Ryanair ogłosił dziś start „Ligi opóźnień” ATC (ang. Air Traffic Control) - wskazuje ona borykające się z brakami kadrowymi i najgorzej zarządzane, zdaniem przewoźnika, służby kontroli ruchu lotniczego w państwach Unii Europejskiej.
Z obliczeń Ryanaira wynika, że za najwięcej opóźnień lotów odpowiadają służby ATC Francji, Hiszpanii, Niemiec, Portugalii i Wielkiej Brytanii.
Rok 2024 był rekordowy pod względem opóźnień spowodowanych przez służby kontroli ruchu lotniczego, mimo że liczba lotów w Europie była o 5 procent mniejsza niż przed pandemią - pisze Ryanair w komunikacie.

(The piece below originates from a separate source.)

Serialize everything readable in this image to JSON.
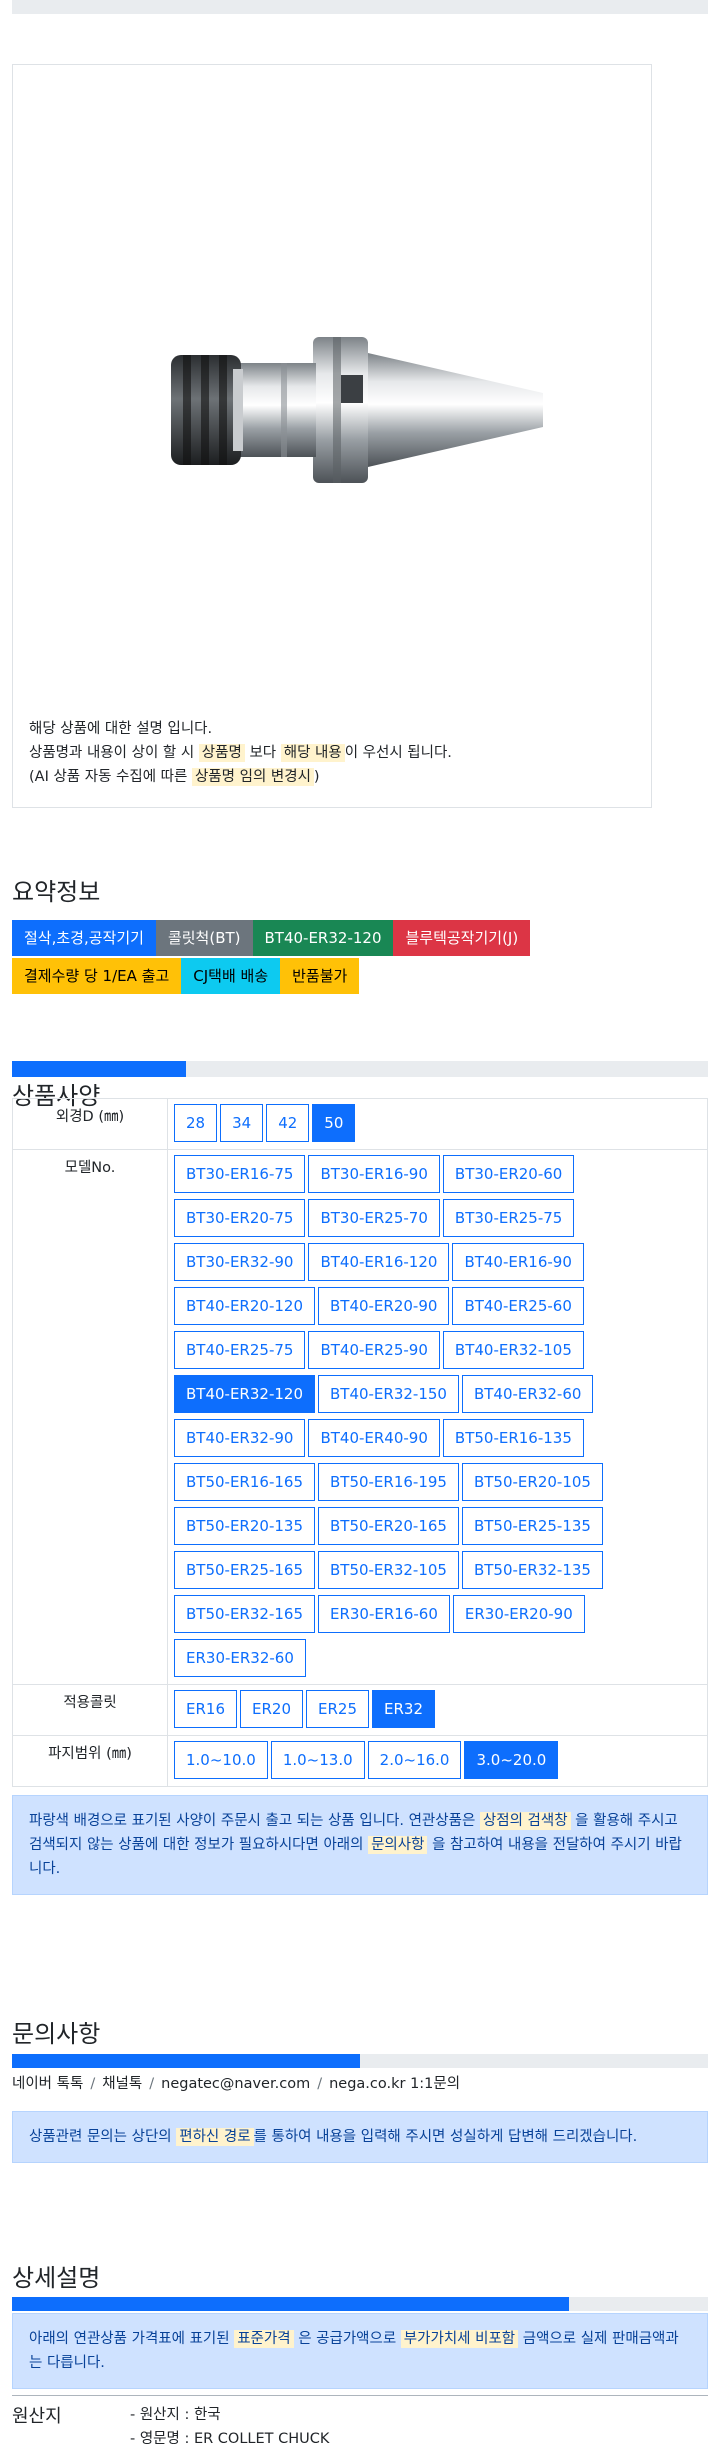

Powodem było złe zarządzanie i niedobory kadrowe służb ATC, zwłaszcza w porannym szczycie operacyjnym. Podczas gdy opóźnienia drastycznie wzrosły w 2024 roku, opłaty ATC nakładane na linie lotnicze i pasażerów wzrosły dwukrotnie szybciej niż inflacja - aż o 35 procent od pandemii. Komisja Europejska i rządy państw członkowskich nie podjęły żadnych działań, aby naprawić fatalny stan usług ATC, co oznacza, że latem 2025 roku opóźnienia będą jeszcze gorsze.